As we mark World Food Day 2023, we turn our attention to the unsung heroes of the agricultural world: agronomists. These dedicated professionals work tirelessly, often behind the scenes, to ensure a better, more sustainable future for our global food system by advancing more sustainable farming practices in the field.
In this article, we explore their key role in addressing food security and sustainability challenges.
The Foundation of Food Security
Good agronomic production of staple crops forms the basis of food security, and yet a growing global population, geopolitical tensions, environmental stressors and other factors have had – and will continue to have – significant impacts on food security, impacting millions of people.
The World Food Programme reported that almost 258 million people across 58 food crisis countries faced acute food insecurity in 2022.
Meanwhile, the World Resources Institute estimates one-third of all food produced globally by weight is lost between farm and fork, representing over 1 billion tons.
This increasingly urgent challenge demands attention and action through strategies and policies that address underlying issues.
Closing the gap through agronomy in action
Working continually toward solutions at grassroots level are a group of unsung heroes of the agricultural value chain: agronomists.
Pivotal in fostering innovative and sustainable agricultural practices, they build relationships with farmers and their communities to understand their local context and challenges, and ultimately help them enhance production and yield quality, while conserving natural resources and ecosystems.
LDC’s dedicated agronomists visit tens of thousands of smallholder farmers each year, with a mission to promote good agricultural practices and ensure compliance with sustainability policies and standards. Often in collaboration with customers, expert organizations and other partners, they deliver training on sustainable farming techniques, responsible use of pesticides, access to markets, finance management, adaptation to climate change and more.
Insights from the field
We spoke to four of our agronomists around the world to gain insights into their work and perspectives on sustainable agriculture.

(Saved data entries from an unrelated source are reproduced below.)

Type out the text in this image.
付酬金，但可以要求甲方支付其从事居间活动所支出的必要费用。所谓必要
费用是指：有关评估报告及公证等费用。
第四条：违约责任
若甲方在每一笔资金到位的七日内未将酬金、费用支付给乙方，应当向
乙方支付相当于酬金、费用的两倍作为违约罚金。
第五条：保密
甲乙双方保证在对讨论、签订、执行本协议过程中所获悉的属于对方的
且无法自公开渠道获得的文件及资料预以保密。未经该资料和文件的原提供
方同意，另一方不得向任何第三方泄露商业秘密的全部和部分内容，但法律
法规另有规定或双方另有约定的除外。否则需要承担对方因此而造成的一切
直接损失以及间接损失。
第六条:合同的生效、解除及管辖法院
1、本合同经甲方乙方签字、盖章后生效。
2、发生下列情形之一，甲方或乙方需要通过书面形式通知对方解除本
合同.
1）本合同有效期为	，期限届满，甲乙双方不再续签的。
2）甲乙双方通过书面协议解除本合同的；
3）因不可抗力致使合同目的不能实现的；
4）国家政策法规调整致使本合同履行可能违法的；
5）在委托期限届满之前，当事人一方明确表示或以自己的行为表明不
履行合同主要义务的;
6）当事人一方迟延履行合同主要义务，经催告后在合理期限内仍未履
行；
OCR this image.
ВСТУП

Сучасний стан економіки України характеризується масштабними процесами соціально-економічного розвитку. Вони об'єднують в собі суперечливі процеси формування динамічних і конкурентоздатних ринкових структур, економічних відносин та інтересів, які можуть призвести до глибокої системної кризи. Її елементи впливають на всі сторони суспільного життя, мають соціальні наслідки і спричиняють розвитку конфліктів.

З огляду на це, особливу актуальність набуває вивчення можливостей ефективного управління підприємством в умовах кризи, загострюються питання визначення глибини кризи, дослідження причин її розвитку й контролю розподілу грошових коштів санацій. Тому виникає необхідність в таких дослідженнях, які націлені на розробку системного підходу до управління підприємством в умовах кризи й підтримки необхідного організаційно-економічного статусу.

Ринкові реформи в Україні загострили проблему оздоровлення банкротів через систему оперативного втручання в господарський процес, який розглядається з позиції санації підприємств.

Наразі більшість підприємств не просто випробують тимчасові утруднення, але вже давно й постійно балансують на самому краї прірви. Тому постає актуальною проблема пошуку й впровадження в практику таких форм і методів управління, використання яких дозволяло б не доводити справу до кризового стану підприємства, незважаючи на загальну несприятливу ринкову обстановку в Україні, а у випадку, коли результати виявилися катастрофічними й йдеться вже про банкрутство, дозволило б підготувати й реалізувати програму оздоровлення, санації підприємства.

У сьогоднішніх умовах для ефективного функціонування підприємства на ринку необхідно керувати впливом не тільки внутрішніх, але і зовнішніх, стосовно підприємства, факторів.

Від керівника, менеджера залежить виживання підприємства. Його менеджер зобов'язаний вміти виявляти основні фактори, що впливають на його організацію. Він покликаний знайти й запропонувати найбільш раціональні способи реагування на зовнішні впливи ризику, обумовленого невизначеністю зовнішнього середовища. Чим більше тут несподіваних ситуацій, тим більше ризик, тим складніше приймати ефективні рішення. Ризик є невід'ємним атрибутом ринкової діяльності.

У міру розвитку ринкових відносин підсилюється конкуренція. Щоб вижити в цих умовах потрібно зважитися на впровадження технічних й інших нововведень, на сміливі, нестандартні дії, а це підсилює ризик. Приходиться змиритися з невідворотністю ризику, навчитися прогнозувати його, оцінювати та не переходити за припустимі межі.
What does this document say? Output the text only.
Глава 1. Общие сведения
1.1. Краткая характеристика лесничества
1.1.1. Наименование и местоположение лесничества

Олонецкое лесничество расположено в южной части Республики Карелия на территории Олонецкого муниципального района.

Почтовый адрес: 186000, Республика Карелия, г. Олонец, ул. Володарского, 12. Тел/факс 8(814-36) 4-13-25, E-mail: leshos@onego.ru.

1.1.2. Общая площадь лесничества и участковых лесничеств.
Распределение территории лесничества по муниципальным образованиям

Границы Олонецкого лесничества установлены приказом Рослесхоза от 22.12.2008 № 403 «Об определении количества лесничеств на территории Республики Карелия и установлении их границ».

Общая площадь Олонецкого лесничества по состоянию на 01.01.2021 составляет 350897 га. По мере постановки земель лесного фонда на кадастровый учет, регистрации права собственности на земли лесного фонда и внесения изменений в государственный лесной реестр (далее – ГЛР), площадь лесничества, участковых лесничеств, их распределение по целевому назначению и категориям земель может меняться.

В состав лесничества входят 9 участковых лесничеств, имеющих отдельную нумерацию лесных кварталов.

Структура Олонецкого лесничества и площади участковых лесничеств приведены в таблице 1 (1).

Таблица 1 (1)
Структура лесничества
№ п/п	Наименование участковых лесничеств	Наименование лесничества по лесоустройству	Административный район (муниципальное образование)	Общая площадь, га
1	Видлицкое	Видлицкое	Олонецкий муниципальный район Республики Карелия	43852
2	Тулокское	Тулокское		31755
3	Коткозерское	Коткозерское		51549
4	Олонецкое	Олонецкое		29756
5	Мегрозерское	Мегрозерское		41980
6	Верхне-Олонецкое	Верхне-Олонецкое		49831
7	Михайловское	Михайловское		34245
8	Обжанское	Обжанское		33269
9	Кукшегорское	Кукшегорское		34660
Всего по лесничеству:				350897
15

Some farmers are skeptical when it comes to adopting sustainable or regenerative agriculture practices, such as reducing mineral fertilizer usage and changing crop techniques, especially since in many cases, new tools are costly and different methods can be time-consuming to implement. Part of our role is to change their mindset by sharing knowledge and best practice, and we work closely with them in the field to show that it’s possible – and it’s so rewarding to see their progress in terms of improved outputs, market access and incomes.
Sustainability Coordinator for Juice
North Latin America
Creating social frameworks of farmer group educators and village resource leads in rural areas is key to driving adoption of good agricultural practices, as success requires a combination of support from the local community and technical experts to provide education. Here in India, for example, we form Farmer Learning Groups and teach through Farmer Field Schools to ensure season-long learning in small groups on farms, covering all aspects of sustainable agriculture to help boost production outputs and farmer livelihoods, while protecting the environment and supporting food security as key goals.
Head of Agri Research for Cotton (India & Pakistan) & Grains & Oilseeds (India)
South & Southeast Asia
The responsible practices we promote today will mitigate some of the negative impacts that conventional farming methods have caused over time, shape the long-term future of food and preserve a healthier environment for future generations.
Regional Sustainability Manager for Coffee
North Latin America
Climate change has impacted water availability, causing thermal stress on plants, increasing the spread of pests and diseases, altering growth cycles and harming soil quality. To adapt, it’s crucial to improve water resource management, choose resistant crops, adopt conservation practices such as regenerative agriculture, diversify crops and monitor the climate. Supportive policies, technology and investment in research also play a vital role in adopting sustainable agriculture.
Murillo Alves Moreira
Sustainability Coordinator for Grains & Oilseeds
North Latin America
Driving Positive Change
Working with the Louis Dreyfus Foundation and other like-minded partners, our commitment to empowering farming communities through more sustainable agricultural practices spans the globe with actions across our supply chains: from palm oil in Indonesia and Côte d’Ivoire to cotton in Zambia and India, and from juice in Brazil to our global Stronger Coffee Initiative.
Through projects and initiatives to train farmers on regenerative agriculture practices, supporting sustainable economic development while helping to mitigate the impacts of climate change, our agronomists are at the forefront of shaping a more sustainable food system for the benefit of current and future generations.
On World Food Day today, we celebrate their passion and drive to pave the way for a brighter future of food and agriculture.